Los hermanos Raúl Sixten y Carlos "Chiqui" Vik se convirtieron en la gran atracción de la Colectividad Nórdica en la 46 Fiesta Nacional del Inmigrante, que se celebra en el Parque de las Naciones. Vestidos con atuendos típicos, no pasan desapercibidos: tardaron media hora en recorrer el trayecto entre la entrada del predio y la casa típica de los nórdicos, porque cada paso era una foto.
"Es el segundo año que estamos acá. Estamos participando para ayudar a la colectividad a reflejar nuestras raíces y estamos atrayendo a un montón de gente", contaron los hermanos, nietos directos de Sixten Vik, el hombre cuyo nombre identifica a un populoso barrio de Oberá.
El fenómeno, explican, tiene que ver con el cine. "A través de las grandes películas sobre vikingos, esto se pone muy popular y atrae mucho a la gente porque es algo que no se ve todos los días. Si no hubiera sido por eso, acá no se vería esta atracción. Y la gente está muy enganchada", señalaron.
"No es solo vestirse: es vivirlo"
Para Raúl y Carlos, la vestimenta es solo la parte visible. "Te ven y quieren sacarse una foto porque es muy pintoresco vestirnos así y, además, sentirlo, porque es un sentimiento también para nosotros que lo llevamos en nuestras raíces. No crean que estamos acá sin sentir nada. Nos sentimos realmente parte de la colectividad", manifestaron.

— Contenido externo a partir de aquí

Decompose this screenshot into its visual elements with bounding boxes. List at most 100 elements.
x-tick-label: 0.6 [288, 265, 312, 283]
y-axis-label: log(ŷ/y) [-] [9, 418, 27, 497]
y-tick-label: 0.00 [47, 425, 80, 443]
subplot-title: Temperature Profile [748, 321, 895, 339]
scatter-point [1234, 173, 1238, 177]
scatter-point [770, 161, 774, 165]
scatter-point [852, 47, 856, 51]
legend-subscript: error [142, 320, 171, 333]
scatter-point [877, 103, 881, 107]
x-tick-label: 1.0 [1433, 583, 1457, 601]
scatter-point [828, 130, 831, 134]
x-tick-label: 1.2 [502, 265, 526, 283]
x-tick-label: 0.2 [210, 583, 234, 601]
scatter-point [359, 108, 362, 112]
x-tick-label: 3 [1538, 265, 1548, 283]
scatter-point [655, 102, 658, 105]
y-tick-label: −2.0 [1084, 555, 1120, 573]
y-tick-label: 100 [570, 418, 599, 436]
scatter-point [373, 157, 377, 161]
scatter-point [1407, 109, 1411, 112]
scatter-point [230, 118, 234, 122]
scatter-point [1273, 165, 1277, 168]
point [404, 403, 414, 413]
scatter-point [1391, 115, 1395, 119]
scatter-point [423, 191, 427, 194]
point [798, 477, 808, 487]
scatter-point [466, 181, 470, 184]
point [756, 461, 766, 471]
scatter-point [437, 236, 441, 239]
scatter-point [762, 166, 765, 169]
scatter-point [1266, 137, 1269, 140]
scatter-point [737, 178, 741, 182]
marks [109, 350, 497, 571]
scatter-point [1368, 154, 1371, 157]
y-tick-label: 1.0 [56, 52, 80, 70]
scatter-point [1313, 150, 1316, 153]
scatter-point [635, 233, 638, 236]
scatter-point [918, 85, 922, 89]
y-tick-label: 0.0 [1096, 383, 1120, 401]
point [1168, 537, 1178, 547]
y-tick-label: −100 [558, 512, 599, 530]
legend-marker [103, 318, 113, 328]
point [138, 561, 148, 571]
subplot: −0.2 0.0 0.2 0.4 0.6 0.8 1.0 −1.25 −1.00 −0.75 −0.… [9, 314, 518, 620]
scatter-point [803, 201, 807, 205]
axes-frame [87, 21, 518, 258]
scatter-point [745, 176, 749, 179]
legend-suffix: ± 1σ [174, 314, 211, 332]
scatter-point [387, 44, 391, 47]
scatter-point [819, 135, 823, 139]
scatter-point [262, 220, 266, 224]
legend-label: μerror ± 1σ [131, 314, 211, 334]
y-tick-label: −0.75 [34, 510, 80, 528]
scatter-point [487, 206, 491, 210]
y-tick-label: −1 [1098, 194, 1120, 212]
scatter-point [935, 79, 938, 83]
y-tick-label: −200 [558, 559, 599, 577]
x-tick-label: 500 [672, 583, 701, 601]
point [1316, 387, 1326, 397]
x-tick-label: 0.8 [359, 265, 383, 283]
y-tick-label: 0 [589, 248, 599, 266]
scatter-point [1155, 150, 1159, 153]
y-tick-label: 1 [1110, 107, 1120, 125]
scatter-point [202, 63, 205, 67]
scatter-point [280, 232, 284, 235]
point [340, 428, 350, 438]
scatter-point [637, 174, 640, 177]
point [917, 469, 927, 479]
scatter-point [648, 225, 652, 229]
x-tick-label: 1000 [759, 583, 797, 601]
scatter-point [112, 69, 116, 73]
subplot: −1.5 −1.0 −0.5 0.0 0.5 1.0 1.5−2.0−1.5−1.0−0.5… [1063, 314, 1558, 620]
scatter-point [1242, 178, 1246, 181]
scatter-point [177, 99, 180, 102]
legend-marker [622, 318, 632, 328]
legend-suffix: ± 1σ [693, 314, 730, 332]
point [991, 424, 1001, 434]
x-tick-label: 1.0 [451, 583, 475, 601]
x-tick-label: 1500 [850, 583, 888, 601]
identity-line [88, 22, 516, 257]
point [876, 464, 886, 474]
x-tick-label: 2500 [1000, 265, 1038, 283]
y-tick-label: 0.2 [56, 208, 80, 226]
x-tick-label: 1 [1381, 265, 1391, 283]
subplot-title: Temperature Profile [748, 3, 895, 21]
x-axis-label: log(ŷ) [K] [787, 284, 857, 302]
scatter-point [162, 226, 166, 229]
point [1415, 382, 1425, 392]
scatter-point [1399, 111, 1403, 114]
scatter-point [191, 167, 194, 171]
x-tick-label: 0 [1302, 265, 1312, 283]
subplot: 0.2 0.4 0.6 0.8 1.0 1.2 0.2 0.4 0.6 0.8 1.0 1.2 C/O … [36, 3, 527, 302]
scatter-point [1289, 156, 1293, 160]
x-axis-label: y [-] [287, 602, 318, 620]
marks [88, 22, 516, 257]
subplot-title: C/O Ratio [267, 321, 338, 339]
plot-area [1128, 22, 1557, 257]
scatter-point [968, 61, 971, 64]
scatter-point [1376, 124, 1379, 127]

La historia familiar se remonta a Kiruna, la ciudad más septentrional de Suecia, dentro del Círculo Polar Ártico. "Es emocionante saber que tenés raíces. Esta gente vino de Kiruna. Ahora nos encontramos con un clima tropical y ellos estaban en el Círculo Polar Ártico. Es interesante su historia", aseguraron.

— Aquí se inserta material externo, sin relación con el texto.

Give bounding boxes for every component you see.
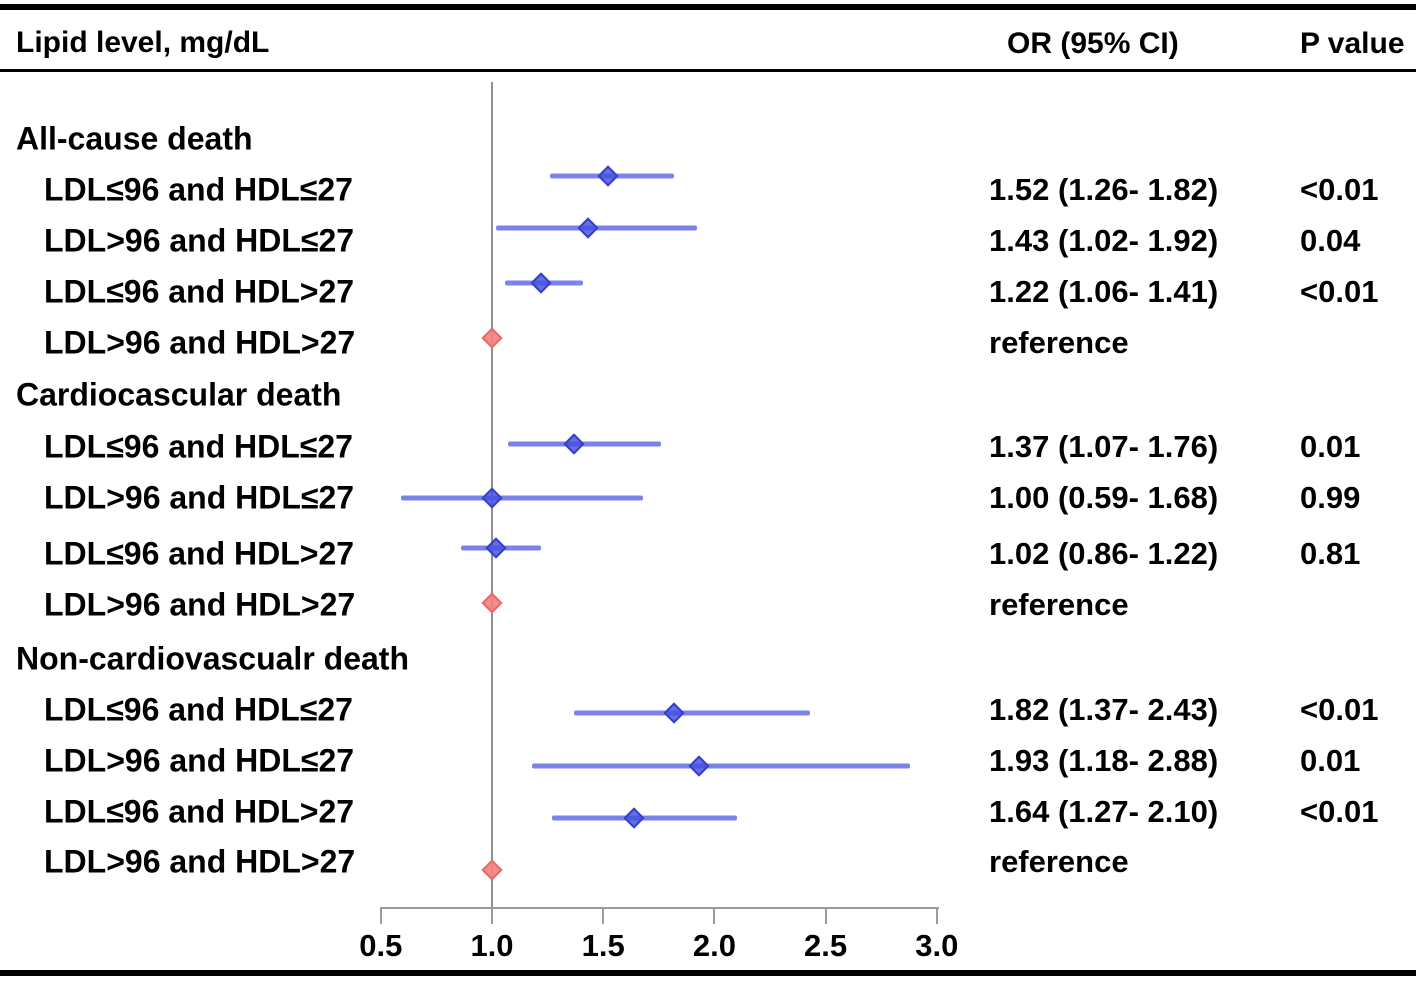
column-header-lipid-level: Lipid level, mg/dL [16, 26, 270, 59]
section-title: Non-cardiovascualr death [16, 640, 409, 677]
header-divider-line [0, 69, 1416, 72]
estimate-diamond [597, 165, 619, 187]
p-value: <0.01 [1300, 692, 1379, 727]
row-label: LDL≤96 and HDL>27 [44, 793, 355, 830]
p-value: 0.01 [1300, 743, 1361, 778]
bottom-border-line [0, 970, 1416, 976]
section-title: Cardiocascular death [16, 376, 342, 413]
row-label: LDL≤96 and HDL≤27 [44, 691, 353, 728]
reference-diamond [481, 859, 503, 881]
estimate-diamond [688, 755, 710, 777]
p-value: 0.81 [1300, 536, 1361, 571]
p-value: <0.01 [1300, 794, 1379, 829]
reference-diamond [481, 592, 503, 614]
x-axis-tick [824, 907, 827, 924]
estimate-diamond [577, 217, 599, 239]
x-axis-tick-label: 0.5 [359, 928, 403, 963]
row-label: LDL>96 and HDL>27 [44, 843, 356, 880]
estimate-diamond [563, 433, 585, 455]
x-axis-tick [935, 907, 938, 924]
row-label: LDL≤96 and HDL≤27 [44, 171, 353, 208]
x-axis-tick-label: 3.0 [915, 928, 959, 963]
or-value: 1.37 (1.07- 1.76) [989, 429, 1219, 464]
or-value: reference [989, 587, 1129, 622]
ci-line [532, 763, 911, 769]
row-label: LDL>96 and HDL≤27 [44, 479, 355, 516]
p-value: <0.01 [1300, 274, 1379, 309]
top-border-line [0, 4, 1416, 10]
p-value: 0.04 [1300, 223, 1361, 258]
column-header-p-value: P value [1300, 27, 1405, 60]
ci-line [400, 495, 644, 501]
x-axis-tick [491, 907, 493, 924]
or-value: 1.93 (1.18- 2.88) [989, 743, 1219, 778]
estimate-diamond [530, 272, 552, 294]
row-label: LDL≤96 and HDL≤27 [44, 428, 353, 465]
x-axis-tick [379, 907, 382, 924]
column-header-or-ci: OR (95% CI) [1007, 27, 1179, 60]
or-value: reference [989, 844, 1129, 879]
reference-diamond [481, 327, 503, 349]
estimate-diamond [485, 537, 508, 559]
estimate-diamond [623, 807, 645, 829]
section-title: All-cause death [16, 120, 253, 157]
x-axis-tick [713, 907, 716, 924]
row-label: LDL>96 and HDL>27 [44, 586, 356, 623]
row-label: LDL≤96 and HDL>27 [44, 273, 355, 310]
or-value: 1.52 (1.26- 1.82) [989, 172, 1219, 207]
row-label: LDL≤96 and HDL>27 [44, 535, 355, 572]
row-label: LDL>96 and HDL≤27 [44, 742, 355, 779]
estimate-diamond [663, 702, 685, 724]
or-value: 1.22 (1.06- 1.41) [989, 274, 1219, 309]
p-value: 0.01 [1300, 429, 1361, 464]
row-label: LDL>96 and HDL≤27 [44, 222, 355, 259]
x-axis-tick-label: 2.0 [692, 928, 736, 963]
x-axis-tick-label: 2.5 [804, 928, 848, 963]
p-value: 0.99 [1300, 480, 1361, 515]
or-value: 1.64 (1.27- 2.10) [989, 794, 1219, 829]
p-value: <0.01 [1300, 172, 1379, 207]
x-axis-tick [602, 907, 605, 924]
or-value: 1.82 (1.37- 2.43) [989, 692, 1219, 727]
or-value: 1.00 (0.59- 1.68) [989, 480, 1219, 515]
estimate-diamond [481, 487, 503, 509]
row-label: LDL>96 and HDL>27 [44, 324, 356, 361]
x-axis-tick-label: 1.5 [581, 928, 625, 963]
ci-line [574, 710, 811, 716]
or-value: 1.02 (0.86- 1.22) [989, 536, 1219, 571]
or-value: reference [989, 325, 1129, 360]
or-value: 1.43 (1.02- 1.92) [989, 223, 1219, 258]
x-axis-tick-label: 1.0 [470, 928, 514, 963]
x-axis-line [380, 907, 939, 909]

El abuelo llegó desde Brasil hasta la costa del río Uruguay. "A través de la famosa caravana de la muerte. A los 12 años vino a ver la tierra, puso los mojones y se fue a buscar a los papás a fin que vinieran a instalarse definitivamente. En esa época todo el mundo respetaba los cuatro palitos que puso un chico", relataron.

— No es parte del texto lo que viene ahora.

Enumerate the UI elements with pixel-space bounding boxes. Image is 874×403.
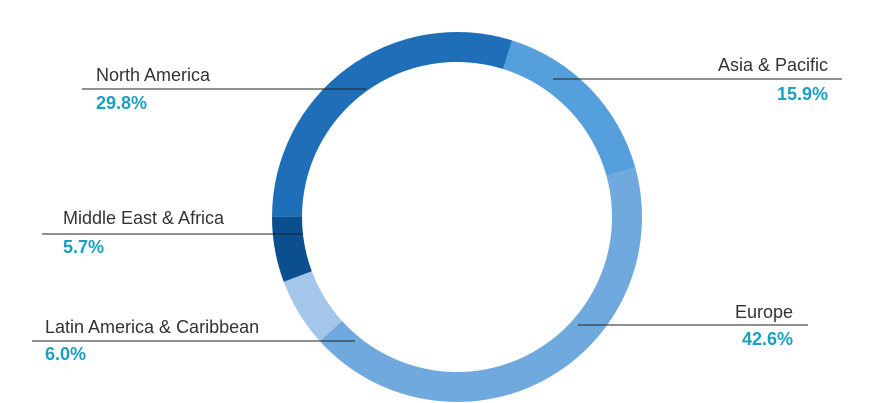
donut-segment (503, 40, 636, 176)
segment-name: Latin America & Caribbean (45, 317, 259, 337)
donut-segment (272, 216, 312, 282)
value-label: 29.8% (96, 93, 147, 113)
value-label: 5.7% (63, 237, 104, 257)
segment-name: Europe (735, 302, 793, 322)
value-label: 15.9% (777, 84, 828, 104)
segment-name: North America (96, 65, 211, 85)
value-label: 42.6% (742, 329, 793, 349)
segment-name: Asia & Pacific (718, 55, 828, 75)
segment-name: Middle East & Africa (63, 208, 225, 228)
value-label: 6.0% (45, 344, 86, 364)
donut-segment (319, 167, 642, 403)
donut-segment (272, 31, 513, 217)
donut-segment (283, 271, 342, 342)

Comidas, bebidas y frío heredado
Los hermanos insisten en que la cultura vikinga atraviesa su vida cotidiana. "Para nosotros el vikingo es un sentimiento. No es solo venir vestidos con las prendas vikingas. Vivimos la cultura vikinga. Desde nuestras comidas, nuestras bebidas", afirmaron.
"Imaginen con el frío que hacía allá, a los nietos todavía nos quedó adentro esa cultura de disfrutar de una buena bebida, un vino caliente, unos buenos chivitos, corderos. Esta vez nos viene bien que no hace calor. De lo contrario, nos íbamos a bancar igual. Por supuesto, íbamos a estar bastante hidratados también", añadieron entre risas.
Sobre la reacción del público, notaron que los visitantes "se sienten atraídos. Les parece emocionante sacarse una foto con nosotros, los vikingos, como lo harán también con los cosacos, con los rusos, los polacos. Hay una gran alegría. Y nosotros ponemos toda la predisposición para que salgan contentos".
"Es una alegría porque acá estamos para divertirnos y hacer divertir a la gente. Nos reímos con los chicos porque ellos son los que más quieren sacarse una foto con nosotros. Los papás los empujan y dicen: ¡sáquense! Pero es lindo. Tardamos media hora para llegar hasta la colectividad porque cada paso es una foto", cerraron.